The Ninth Circuit Court of Appeals is in the midst of grappling with an important criminal case that could have serious implications for those arrested in the state. The 11 judges of the Ninth Circuit gathered together to hear oral arguments concerning the constitutionality of a California law that mandates the collection of DNA samples from anyone who is arrested, regardless of whether they are ultimately charged with a crime.
The Obama Administration and the Attorney General of California argued vehemently that the Court should uphold the law. They claimed that taking a DNA swab from a suspect’s cheek is no more invasive than taking a suspect’s fingerprints and that the DNA check at booking has proved invaluable at solving thousands of cold cases.
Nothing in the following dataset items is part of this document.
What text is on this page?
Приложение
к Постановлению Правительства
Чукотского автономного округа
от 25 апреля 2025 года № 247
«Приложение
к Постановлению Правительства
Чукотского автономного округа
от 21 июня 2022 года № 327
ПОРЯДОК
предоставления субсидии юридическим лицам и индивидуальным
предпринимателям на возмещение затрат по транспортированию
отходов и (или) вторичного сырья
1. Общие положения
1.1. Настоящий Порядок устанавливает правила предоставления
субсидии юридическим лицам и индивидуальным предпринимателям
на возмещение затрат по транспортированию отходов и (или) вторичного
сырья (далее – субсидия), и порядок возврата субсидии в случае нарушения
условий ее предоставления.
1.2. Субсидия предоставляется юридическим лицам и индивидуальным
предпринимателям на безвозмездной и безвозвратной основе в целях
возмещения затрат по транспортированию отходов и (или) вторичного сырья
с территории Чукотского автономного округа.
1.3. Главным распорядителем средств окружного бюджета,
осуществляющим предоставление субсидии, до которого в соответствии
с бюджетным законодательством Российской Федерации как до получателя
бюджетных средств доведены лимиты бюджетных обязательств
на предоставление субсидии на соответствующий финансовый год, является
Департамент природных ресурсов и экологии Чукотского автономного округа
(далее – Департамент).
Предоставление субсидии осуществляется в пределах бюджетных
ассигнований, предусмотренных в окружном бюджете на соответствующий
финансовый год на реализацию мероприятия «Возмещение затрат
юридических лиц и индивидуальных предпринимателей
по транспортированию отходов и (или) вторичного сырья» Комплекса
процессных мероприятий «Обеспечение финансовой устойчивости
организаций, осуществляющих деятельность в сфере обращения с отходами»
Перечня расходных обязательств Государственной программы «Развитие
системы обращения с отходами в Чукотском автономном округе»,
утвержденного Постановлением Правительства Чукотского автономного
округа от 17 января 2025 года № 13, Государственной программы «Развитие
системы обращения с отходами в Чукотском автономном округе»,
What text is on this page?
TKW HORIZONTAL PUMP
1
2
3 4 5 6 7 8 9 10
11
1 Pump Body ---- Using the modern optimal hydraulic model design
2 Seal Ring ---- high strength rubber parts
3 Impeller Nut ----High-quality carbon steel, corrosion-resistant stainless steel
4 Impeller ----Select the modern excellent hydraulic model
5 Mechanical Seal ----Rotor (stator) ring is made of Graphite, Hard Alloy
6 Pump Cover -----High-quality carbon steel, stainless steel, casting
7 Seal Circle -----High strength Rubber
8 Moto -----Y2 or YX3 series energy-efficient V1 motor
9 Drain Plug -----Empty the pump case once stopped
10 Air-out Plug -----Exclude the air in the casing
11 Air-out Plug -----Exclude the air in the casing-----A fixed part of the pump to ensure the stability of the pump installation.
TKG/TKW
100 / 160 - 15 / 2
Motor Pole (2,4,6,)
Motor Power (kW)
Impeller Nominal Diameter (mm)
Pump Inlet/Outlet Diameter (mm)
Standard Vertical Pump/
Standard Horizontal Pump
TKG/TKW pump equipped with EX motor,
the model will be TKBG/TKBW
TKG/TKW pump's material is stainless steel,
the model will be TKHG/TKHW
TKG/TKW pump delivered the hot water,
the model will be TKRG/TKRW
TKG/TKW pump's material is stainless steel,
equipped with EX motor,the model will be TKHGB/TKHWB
On the other side of the dispute is the ACLU, which brought the challenge to the law and says that taking DNA from everyone who is arrested, regardless of the severity of the crime or whether they are ultimately charged amounts to an unconstitutional invasion of privacy. The ACLU argued that DNA swabs and fingerprinting are nothing alike given the highly personal and revealing information contained in a person’s DNA. DNA contains a suspect’s genetic blueprint, including information about a person’s mental and physical health. Fingerprints do not.
This is the second time the Ninth Circuit has heard oral argument over this case. Last year the Ninth Circuit appeared to be ready to strike down California’s law until the Supreme Court stepped in and issued a decision on a similar law out of Maryland. After that decision, the Ninth Circuited ordered both sides to prepare for a new oral argument explaining whether California’s law is different from Maryland’s.
The ACLU argued that Maryland’s law was much more narrowly applied than the one in California and, as such, was able to pass constitutional muster. In Maryland, police collect DNA samples only from those who are arrested for serious offenses. The DNA samples are automatically destroyed if someone is not charged with a crime. In California, the samples are taken from everyone and are not automatically destroyed, suspects must petition a court to demand the destruction.
This ruling could potentially impact a Minnesota Felony DWI case where such a DNA sample is required of any individual that is convicted of this offense. Criminal defense attorneys across the country are watching to see how the case turns out. Experts say the justices appear to be split, with several conservatives approving of the law and several liberal siding with the ACLU. How the Ninth Circuit rules could have an impact on similar laws in other states and might also set a direction for how states without such DNA laws draft their legislation moving forward. The hope is that the justices err on the side of privacy and do not force suspects to divulge such incredibly personal information.